Managing TLS certificates with Certificate Manager

HCL Domino® 12 introduces a new server task, Certificate Manager (CertMgr), that works with a new database, Certificate Store (certstore.nsf) to manage TLS certificates in your Domino environment.

You use CertMgr and certstore.nsf to completely automate requesting, configuring, and renewing free, widely trusted TLS certificates from the Let's Encrypt® certificate authority (CA). You can also process certificate signing requests for other third-party CAs. In this case, you manually submit the generated CSR to the CA, and paste the certificates received into certstore.nsf.

Domino continues to support using OpenSSL and KYRTool to generate certificates in a keyring file, the method available prior to Domino 12. But using Certificate Manager is a much easier process and is recommended.

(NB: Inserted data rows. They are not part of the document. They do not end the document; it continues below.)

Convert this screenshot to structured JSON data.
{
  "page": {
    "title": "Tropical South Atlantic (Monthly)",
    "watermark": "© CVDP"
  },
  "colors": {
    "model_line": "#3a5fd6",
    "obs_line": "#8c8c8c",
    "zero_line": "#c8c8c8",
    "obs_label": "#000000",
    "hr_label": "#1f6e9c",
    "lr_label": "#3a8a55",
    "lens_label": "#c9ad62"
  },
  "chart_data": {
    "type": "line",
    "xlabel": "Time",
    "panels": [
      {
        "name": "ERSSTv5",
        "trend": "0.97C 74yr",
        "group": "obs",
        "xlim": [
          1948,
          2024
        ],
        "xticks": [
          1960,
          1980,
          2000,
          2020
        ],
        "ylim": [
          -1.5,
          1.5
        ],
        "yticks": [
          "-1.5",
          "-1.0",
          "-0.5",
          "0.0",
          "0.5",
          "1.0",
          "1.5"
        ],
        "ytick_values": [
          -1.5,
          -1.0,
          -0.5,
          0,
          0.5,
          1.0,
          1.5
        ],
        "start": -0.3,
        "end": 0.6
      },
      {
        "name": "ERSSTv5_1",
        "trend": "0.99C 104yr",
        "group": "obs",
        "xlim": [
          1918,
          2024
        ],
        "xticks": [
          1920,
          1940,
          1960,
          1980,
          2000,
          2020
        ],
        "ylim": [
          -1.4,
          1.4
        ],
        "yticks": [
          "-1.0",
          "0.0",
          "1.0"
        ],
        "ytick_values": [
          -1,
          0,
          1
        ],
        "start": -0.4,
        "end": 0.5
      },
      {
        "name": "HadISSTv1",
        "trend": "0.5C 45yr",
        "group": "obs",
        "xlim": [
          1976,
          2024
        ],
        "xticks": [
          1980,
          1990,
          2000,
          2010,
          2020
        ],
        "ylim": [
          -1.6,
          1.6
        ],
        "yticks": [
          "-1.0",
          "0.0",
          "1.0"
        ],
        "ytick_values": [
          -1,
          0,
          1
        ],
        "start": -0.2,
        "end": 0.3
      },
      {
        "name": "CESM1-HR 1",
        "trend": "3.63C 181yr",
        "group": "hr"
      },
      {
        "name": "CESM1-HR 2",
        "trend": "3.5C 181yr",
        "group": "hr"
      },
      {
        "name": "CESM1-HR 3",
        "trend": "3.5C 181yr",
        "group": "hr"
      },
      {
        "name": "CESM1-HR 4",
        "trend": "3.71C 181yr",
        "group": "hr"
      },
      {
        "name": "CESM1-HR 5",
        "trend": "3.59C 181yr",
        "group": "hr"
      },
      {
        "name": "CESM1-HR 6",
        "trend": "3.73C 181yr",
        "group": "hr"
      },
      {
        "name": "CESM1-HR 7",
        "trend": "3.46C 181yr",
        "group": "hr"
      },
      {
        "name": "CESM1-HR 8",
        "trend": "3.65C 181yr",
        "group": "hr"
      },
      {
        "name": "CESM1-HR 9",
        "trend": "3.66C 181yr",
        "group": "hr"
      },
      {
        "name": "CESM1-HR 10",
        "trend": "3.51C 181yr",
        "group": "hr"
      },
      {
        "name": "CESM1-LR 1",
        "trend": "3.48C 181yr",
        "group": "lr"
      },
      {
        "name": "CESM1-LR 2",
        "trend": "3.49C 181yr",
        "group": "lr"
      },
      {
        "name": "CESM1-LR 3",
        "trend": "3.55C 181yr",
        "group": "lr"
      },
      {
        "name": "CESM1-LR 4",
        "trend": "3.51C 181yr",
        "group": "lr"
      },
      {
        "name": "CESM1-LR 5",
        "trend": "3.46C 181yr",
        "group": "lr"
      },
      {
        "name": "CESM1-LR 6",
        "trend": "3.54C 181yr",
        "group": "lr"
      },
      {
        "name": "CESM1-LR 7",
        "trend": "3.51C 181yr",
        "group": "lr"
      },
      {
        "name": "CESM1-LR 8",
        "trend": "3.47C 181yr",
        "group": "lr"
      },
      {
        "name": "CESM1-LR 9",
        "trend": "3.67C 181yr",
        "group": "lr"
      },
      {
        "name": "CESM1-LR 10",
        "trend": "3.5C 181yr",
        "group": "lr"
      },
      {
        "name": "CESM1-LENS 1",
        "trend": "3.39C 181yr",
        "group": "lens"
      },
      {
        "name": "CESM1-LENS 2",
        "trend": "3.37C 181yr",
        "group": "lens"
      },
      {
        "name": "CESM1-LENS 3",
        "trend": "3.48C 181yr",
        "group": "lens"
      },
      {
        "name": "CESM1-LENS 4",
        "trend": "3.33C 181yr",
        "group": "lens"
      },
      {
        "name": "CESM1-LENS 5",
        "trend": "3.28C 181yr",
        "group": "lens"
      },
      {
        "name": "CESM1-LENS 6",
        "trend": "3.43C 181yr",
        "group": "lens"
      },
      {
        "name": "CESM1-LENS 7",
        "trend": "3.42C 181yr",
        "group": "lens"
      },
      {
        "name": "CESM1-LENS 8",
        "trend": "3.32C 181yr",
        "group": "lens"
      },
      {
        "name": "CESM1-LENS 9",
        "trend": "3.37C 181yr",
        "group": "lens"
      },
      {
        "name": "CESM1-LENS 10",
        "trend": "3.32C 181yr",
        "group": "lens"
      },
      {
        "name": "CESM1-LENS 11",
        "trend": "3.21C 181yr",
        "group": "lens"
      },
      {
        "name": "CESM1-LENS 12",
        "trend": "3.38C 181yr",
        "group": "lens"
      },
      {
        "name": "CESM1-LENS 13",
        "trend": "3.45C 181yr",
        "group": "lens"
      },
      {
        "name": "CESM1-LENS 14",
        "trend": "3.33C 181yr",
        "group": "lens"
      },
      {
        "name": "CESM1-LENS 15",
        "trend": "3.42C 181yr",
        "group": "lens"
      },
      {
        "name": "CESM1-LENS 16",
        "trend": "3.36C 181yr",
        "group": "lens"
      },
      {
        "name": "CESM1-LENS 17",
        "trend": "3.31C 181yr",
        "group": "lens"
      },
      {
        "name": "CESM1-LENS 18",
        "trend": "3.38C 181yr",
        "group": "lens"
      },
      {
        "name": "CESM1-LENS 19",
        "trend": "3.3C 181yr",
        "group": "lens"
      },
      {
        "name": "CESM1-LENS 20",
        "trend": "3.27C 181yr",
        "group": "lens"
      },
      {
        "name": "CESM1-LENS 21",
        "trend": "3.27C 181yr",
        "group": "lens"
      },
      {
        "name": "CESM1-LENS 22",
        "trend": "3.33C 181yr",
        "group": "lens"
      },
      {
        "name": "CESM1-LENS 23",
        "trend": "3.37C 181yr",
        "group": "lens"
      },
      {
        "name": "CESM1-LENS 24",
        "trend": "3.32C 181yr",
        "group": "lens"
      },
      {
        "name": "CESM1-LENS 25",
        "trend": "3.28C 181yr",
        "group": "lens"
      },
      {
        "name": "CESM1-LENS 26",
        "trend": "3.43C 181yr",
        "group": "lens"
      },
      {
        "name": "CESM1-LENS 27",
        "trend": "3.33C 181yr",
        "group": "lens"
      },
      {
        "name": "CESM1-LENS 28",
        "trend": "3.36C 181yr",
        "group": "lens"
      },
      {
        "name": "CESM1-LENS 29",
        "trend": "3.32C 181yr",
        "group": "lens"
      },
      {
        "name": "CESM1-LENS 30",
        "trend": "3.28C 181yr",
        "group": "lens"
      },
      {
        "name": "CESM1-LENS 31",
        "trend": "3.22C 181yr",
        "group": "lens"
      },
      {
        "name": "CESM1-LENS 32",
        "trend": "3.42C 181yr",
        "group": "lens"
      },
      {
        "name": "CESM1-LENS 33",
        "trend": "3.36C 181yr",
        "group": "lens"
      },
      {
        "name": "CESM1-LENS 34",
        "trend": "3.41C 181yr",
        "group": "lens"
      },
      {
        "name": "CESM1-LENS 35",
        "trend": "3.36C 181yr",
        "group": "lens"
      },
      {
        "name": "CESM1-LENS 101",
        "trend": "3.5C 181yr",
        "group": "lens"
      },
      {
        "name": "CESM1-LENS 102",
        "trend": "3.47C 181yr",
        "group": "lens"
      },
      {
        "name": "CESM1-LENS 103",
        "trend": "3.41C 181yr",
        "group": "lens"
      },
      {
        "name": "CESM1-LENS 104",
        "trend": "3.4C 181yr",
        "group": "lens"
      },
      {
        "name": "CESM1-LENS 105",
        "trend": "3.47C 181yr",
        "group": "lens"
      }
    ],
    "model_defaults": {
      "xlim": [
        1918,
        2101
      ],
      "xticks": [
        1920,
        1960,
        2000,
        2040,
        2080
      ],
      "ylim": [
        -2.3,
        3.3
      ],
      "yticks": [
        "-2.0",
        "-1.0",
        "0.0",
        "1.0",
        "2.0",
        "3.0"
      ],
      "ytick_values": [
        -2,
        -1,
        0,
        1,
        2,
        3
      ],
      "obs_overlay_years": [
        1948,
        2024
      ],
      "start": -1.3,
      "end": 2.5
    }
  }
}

Note that certificates generated through Certificate Manager are securely stored directly in TLS Credentials documents in certstore.nsf rather than in keyring files on disk.

The key components of certificate management are:

Certificate Manager (CertMgr) server task. This task runs on one server in a Domino domain and handles the certificate processing, leveraging new back-end security APIs. Where possible, CertMgr uses the standard PEM format for keys, Certificate Signing Requests (CSRs), and certificates.
  • The CertMgr server task to manage certificates is available for Domino 12 servers on Docker (containers), Linux, and Windows.
  • The TLS cache to consume TLS credentials is available on all platforms. In Domino 12.0, ACME HTTP-01 challenges are only available on Domino for Docker (containers), Linux, and Windows. Starting with Domino 12.0.1, the functionality is part of the HTTP task and is available for all platforms.

Certificate Store database (certstore.nsf) This database provides the interface to request, store, and distribute certificates in a secure way. The CertMgr task creates this database the first time it runs. The database contains predefined Let's Encrypt® ACME account documents needed for certificates issued from the Let's Encrypt certificate authority. certstore.nsf is protected by the database ACL and private keys are protected by 256 bit AES encryption. The database can be replicated to any Domino server that runs Domino 12 or higher.

  • The import/export functionality requires Notes 12.0.1 or higher on Windows or Mac.
  • While Domino servers on IBMi cannot run CertMgr to request certificates, they can read certificates from certstore.nsf. IBMi only supports RSA keys. ECDSA keys are not supported.